Wind damage from hurricanes is a major yet underrecognized driver of climate losses in coastal Louisiana, where research and planning have traditionally centered on flooding. This study advances a high-resolution wind risk framework linking building-level hazard simulation, extreme-value modeling, and spatial statistical analysis to identify where wind losses are concentrated and which communities carry the greatest burden.
Using ASCE wind hazard datasets, 3-second gust speeds across multiple return periods, terrain roughness, and Gumbel distributions, we modeled 50,000 Monte Carlo simulations per structure across 708 census tracts to estimate Expected Annual Structural Damage (EASD) and Expected Annual Dollar Damage (EADD). Results reveal pronounced spatial clustering of elevated losses, with the highest expected annual damages concentrated in low-roughness coastal zones. In some tracts, expected annual losses exceed $3 million, reflecting both exposure to extreme wind hazards and structural fragility.
To understand the social landscape of wind vulnerability, we linked tract-level EASD and EADD with socioeconomic and demographic indicators from the 2018–2022 ACS and the 2020 DHC dataset. Higher wind losses were associated with higher-income coastal communities, tracts with larger shares of renters and rural residents, and tracts with higher representation of residents of “other” races.

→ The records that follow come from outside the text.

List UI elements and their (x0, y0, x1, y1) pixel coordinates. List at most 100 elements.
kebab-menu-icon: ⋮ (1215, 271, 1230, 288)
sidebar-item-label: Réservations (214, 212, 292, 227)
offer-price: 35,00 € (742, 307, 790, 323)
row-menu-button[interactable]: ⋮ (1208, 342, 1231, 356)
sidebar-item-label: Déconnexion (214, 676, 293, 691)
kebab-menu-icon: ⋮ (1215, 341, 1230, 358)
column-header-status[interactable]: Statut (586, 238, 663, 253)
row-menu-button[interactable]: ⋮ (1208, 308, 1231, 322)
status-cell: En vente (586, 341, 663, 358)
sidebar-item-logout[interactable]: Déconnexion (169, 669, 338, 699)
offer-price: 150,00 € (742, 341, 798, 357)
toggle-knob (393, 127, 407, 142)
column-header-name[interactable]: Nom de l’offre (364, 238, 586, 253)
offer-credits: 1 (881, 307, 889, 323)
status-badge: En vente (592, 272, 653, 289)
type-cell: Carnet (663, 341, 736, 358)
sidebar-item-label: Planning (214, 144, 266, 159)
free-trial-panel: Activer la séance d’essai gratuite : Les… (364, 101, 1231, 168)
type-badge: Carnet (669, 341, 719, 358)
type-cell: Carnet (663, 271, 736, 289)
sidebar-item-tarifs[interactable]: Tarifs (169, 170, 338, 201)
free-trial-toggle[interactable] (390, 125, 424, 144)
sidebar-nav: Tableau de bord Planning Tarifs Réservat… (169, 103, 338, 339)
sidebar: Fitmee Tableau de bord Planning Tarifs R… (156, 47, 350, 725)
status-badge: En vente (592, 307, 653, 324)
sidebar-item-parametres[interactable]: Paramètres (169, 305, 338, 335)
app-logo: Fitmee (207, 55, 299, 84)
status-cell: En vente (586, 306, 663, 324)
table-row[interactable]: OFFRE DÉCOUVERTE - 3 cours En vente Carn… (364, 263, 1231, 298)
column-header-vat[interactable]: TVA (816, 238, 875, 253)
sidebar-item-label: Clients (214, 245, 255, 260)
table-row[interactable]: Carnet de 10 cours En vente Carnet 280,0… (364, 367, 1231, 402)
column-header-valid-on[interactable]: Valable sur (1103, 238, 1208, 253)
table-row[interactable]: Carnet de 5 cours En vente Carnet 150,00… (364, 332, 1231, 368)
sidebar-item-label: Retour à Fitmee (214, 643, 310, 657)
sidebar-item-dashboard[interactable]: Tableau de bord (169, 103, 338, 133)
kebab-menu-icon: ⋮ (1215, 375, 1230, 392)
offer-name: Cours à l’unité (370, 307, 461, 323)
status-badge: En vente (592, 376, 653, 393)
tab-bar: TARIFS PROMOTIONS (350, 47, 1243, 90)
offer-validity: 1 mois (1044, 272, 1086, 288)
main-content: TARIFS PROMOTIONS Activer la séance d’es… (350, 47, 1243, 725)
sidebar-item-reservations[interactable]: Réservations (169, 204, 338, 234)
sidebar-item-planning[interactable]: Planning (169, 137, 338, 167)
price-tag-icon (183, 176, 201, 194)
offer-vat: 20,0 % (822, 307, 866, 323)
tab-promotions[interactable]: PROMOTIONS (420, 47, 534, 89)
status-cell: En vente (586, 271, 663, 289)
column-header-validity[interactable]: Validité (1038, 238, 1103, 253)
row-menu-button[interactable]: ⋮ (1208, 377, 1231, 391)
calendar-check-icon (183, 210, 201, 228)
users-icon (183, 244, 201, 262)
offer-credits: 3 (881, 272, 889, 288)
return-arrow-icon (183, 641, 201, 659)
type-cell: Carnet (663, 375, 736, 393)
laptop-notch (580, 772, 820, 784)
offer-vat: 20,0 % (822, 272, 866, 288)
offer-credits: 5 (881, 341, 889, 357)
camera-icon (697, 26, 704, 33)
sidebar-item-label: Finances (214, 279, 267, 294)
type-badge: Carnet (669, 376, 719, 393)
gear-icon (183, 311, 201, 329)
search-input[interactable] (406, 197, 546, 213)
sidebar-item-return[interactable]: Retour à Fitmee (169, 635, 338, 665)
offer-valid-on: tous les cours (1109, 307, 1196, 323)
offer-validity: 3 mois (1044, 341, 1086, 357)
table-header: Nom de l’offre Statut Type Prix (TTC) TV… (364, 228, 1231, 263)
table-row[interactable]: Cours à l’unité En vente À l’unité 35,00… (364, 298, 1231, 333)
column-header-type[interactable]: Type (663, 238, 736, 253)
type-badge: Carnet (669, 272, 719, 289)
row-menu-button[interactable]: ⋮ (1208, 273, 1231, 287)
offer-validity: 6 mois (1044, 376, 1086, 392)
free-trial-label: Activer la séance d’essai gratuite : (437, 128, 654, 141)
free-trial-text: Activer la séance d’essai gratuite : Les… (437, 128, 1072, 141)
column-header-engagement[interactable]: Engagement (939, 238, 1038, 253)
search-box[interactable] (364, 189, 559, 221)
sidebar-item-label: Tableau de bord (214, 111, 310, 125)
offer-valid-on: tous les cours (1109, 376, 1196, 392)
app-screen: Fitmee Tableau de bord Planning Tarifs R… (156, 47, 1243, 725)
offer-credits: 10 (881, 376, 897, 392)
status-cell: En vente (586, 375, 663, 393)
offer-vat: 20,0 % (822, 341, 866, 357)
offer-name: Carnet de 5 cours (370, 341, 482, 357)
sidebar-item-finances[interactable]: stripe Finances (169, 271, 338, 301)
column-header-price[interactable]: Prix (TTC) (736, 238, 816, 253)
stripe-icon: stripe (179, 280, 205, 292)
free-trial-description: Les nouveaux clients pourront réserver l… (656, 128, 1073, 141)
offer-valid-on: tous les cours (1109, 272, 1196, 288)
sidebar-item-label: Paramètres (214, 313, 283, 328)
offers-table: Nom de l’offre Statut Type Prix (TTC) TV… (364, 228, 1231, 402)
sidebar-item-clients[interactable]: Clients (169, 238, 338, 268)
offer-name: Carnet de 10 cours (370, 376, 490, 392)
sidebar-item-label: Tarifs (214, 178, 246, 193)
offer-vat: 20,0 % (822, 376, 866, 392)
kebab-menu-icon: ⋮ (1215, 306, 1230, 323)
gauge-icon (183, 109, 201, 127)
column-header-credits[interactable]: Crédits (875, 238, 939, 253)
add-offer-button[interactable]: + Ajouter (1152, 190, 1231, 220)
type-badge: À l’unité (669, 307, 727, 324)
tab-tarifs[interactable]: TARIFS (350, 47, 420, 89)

These patterns indicate distinct inequality pathways compared to hurricane-related flood losses.
By identifying who is most exposed, why losses are uneven, and where cross-community collaboration can generate the greatest resilience gains, this study reframes wind damage from isolated risk points to an opportunity for partnership-driven preparedness, targeted mitigation, and equitable resilience planning across southern Louisiana.